Multi-photon Confocal Microscope
The Center's Imaging Facility is equipped with a Zeiss LSM 510 NLO META system for state-of-the-art confocal microscopy, using a Zeiss Axiovert 100M inverted microscope. The illumination system incorporates one argon and two helium-neon lasers for single-photon excitation at 458, 488, 514, 543, and 633 nm, and a Coherent tunable titanium-sapphire laser for two-photon excitation (700-900 nm). The META spectral imaging system plus two conventional photomultiplier detectors offer simultaneous multi-channel color display of fluorescence.
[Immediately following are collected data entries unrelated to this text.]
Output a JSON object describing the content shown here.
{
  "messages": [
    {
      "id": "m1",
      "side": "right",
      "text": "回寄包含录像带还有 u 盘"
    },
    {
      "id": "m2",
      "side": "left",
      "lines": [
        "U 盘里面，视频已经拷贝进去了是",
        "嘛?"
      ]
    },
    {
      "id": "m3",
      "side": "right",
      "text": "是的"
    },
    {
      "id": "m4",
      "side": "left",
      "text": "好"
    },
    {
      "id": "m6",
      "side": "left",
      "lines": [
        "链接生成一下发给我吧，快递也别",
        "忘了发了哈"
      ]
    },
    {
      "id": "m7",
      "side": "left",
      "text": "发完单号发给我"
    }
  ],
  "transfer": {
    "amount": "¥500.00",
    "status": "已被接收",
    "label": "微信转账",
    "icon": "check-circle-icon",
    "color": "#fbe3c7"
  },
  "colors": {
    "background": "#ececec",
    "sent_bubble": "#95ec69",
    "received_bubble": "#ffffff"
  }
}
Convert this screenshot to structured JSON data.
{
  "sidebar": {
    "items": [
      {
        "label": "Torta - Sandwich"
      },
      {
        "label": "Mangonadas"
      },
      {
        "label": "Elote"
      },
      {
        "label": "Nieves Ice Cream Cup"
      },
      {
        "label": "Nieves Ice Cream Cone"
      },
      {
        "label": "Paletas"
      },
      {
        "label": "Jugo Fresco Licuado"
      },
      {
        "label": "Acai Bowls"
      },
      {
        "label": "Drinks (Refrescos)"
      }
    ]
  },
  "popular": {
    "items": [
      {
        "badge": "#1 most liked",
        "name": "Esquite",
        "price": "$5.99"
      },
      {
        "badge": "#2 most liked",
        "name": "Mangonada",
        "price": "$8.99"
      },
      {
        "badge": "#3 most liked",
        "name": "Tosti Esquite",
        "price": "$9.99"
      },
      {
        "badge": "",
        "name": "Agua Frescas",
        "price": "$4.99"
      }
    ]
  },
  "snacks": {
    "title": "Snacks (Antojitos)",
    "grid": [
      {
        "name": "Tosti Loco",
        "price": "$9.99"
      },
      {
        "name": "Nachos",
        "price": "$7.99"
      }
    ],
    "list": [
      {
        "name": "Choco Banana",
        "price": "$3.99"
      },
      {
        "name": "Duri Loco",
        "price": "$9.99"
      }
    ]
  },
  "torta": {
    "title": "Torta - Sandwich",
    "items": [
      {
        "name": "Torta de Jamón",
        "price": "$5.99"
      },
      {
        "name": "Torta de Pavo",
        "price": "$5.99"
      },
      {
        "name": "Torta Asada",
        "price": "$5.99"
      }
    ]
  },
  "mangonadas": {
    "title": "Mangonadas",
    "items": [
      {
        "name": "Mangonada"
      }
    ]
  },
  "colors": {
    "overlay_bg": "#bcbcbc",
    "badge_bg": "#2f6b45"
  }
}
The 32-channel META spectral detector allows the separation of signals with extremely overlapping emission profiles, heretofore impossible using glass filters. For example, GFP and FITC may be separated with confidence. A transmitted light detector permits recording of brightfield and DIC images. User-friendly software features include 3D reconstruction, animation, time series, user-definable regions of interest for photobleaching and uncaging studies, multi-tracking to eliminate bleed through, emission fingerprinting, linear unmixing , quantification of colocalization , scale bar overlay, and a reuse button to duplicate system settings from a previously acquired image.
Two-photon scanning microscopy represents a powerful tool for investigating living cells and very thick specimens. Due to the non-linear characteristics of two-photon excitation, effective excitation takes place only in the focal spot of the objective lens. The highly localized excitation results in reduced photobleaching and phototoxicity, a distinct advantage for physiology experiments, including techniques like FRAP (fluorescence recovery after photobleaching ) and FRET (fluorescence resonant energy transfer). Live cell work is also facilitated by a temperature-controlled microincubator perfusion chamber (Harvard Apparatus), which may be mounted on the microscope stage.